Quando todos pensam que o único problema é apenas os assassinatos dos herois, Ozymandias aparece e encaminha o enredo para um desfecho surpreendente. Vão surgindo questões políticas durante o enredo e notamos que Watchmen vai muito além daquilo que parece ser: não é apenas uma preocupação com mortes misteriosas.

Segundo Moore, Watchmen é um “estudo do poder”, pois esta é a visão que nos remete aos super-herois, estejam estes sozinhos ou em grupos. Quando pensamos em super-herois, imaginamos um ser poderoso, dotado de força e de inteligência. Entretanto, o poder não se resume necessariamente em força física, mas, também, manifesta-se em outras formas, como política, estatal ou até mesmo religiosa. O poder é uma personificação, é um ser inanimado, não tocamos, não vemos em sentido literal, porém podemos senti-lo e vivenciá-lo diuturnamente.
O poder do Dr. Manhattan não está somente em seus super-poderes, mas na influência política que ele passou a exercer após vencer a Guerra do Vietnã, que causou interesses militares dos Estados Unidos. A obra pode ser considerada uma parábola da Guerra Fria, esta que culminou a Corrida Armamentista entre Estados Unidos e União Soviética. Seria, então, o Dr. Manhattan uma metáfora, uma representação do poder militar ou alguém que pode defender seu país? O que poderia fazer um indivíduo que detém o poder de controlar os átomos e manipular qualquer matéria? Seria ele a representação de um poder que pode modificar o meio ou toda a sociedade?
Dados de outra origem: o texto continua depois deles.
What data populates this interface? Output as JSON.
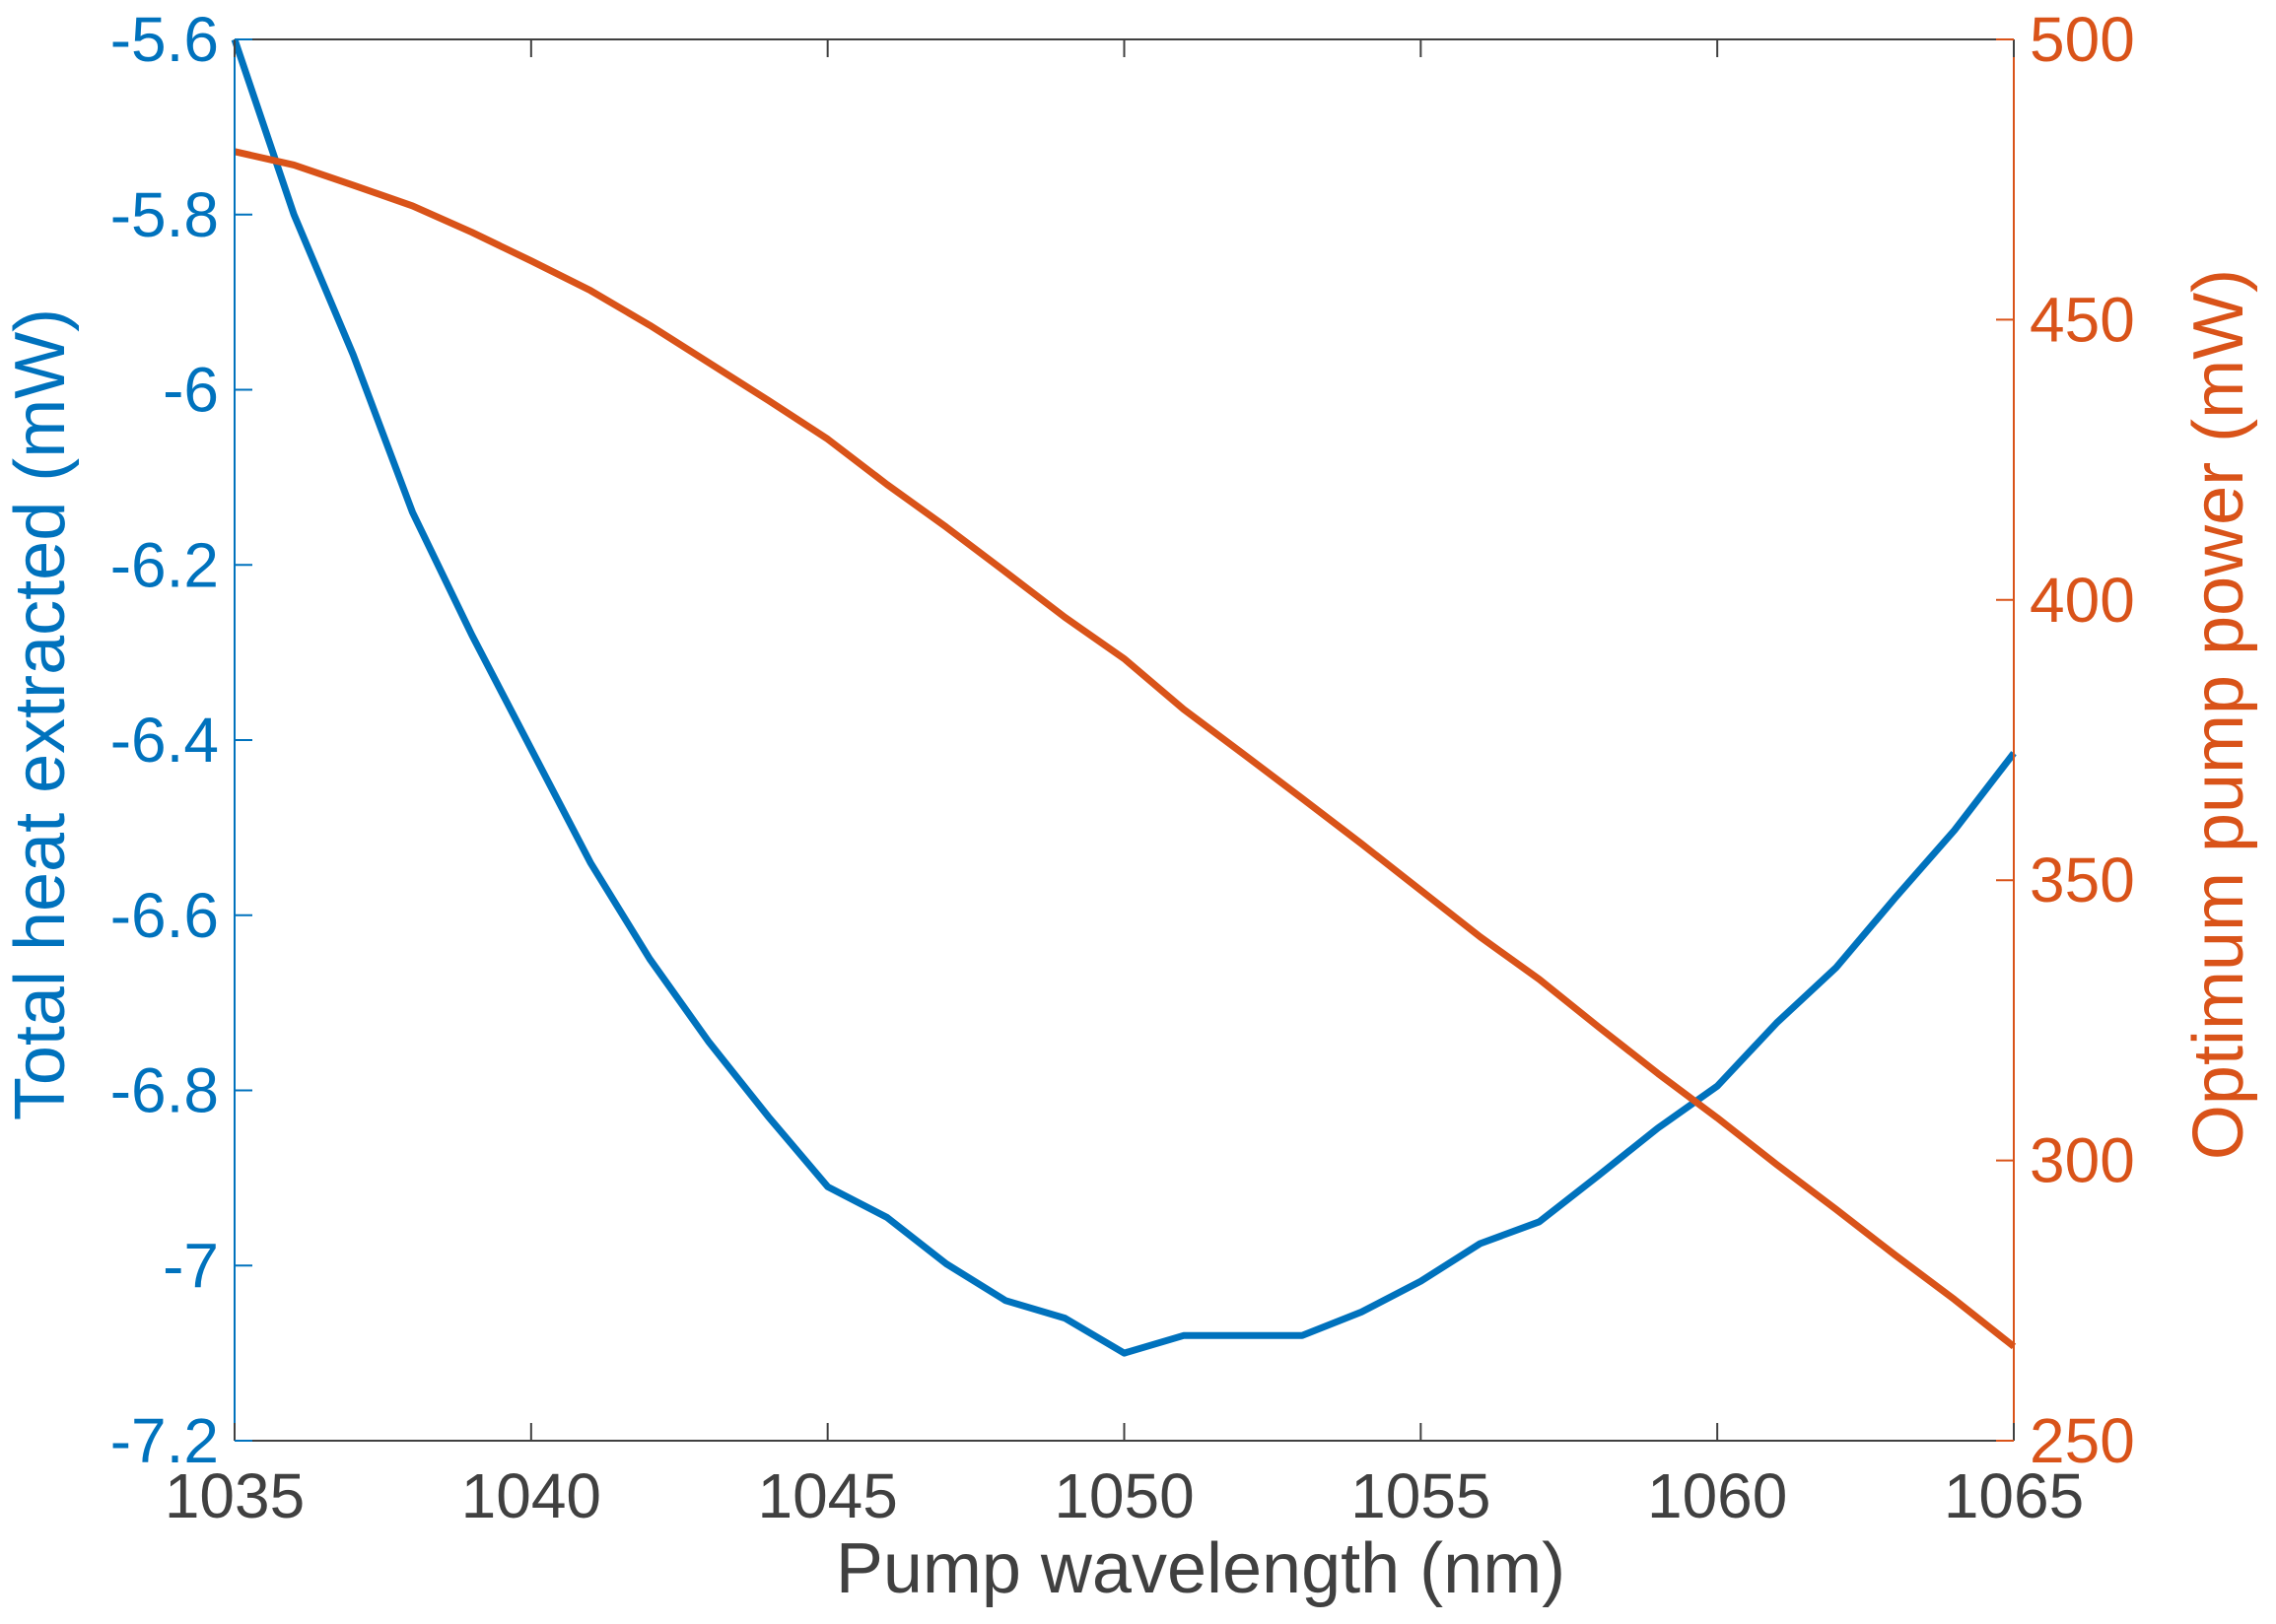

Para também representar esse poder, Moore utilizou no livro a frase "who watches the watchmen?", traduzido da expressão latina quis ustodiet ipsos custodes? Significa “quem vigia os vigilantes?” e seu surgimento foi em Roma com o poeta Juvenal. Na época, algumas pessoas utilizavam o termo para tratar de questões políticas, como a separação dos poderes Legislativo, Executivo e Judiciário e como seria a relação entre eles. A expressão tornou-se universal e além de ser citada por Platão, em A República, é utilizada para tratar de assuntos sobre política e como agem os governos opressores.
Em Watchmen não se sabe exatamente quem pode vigiar esses vigilantes, mas o autor nos dá uma noção dos poderes que os herois detêm e o que realmente podem fazer com a sociedade. Apesar do ano de publicação ser de 1987, a obra torna-se algo atemporal e segue em nosso cotidiano, porém nossos vigilantes não cobrem seus corpos e suas faces com tecidos de super-herois. Algumas metáforas estão mais disfarçadas que outras. Questões sobre poder e política sempre estarão atreladas ao ser humano.
Enquanto não descubro quem são os vigilantes e quem pode protegê-los, começo a caminhada me protegendo de mim mesmo.
Bibliografia
MOORE, Alan. Watchmen. 2ª Ed. Barueri, São Paulo: Panini Books, 2011.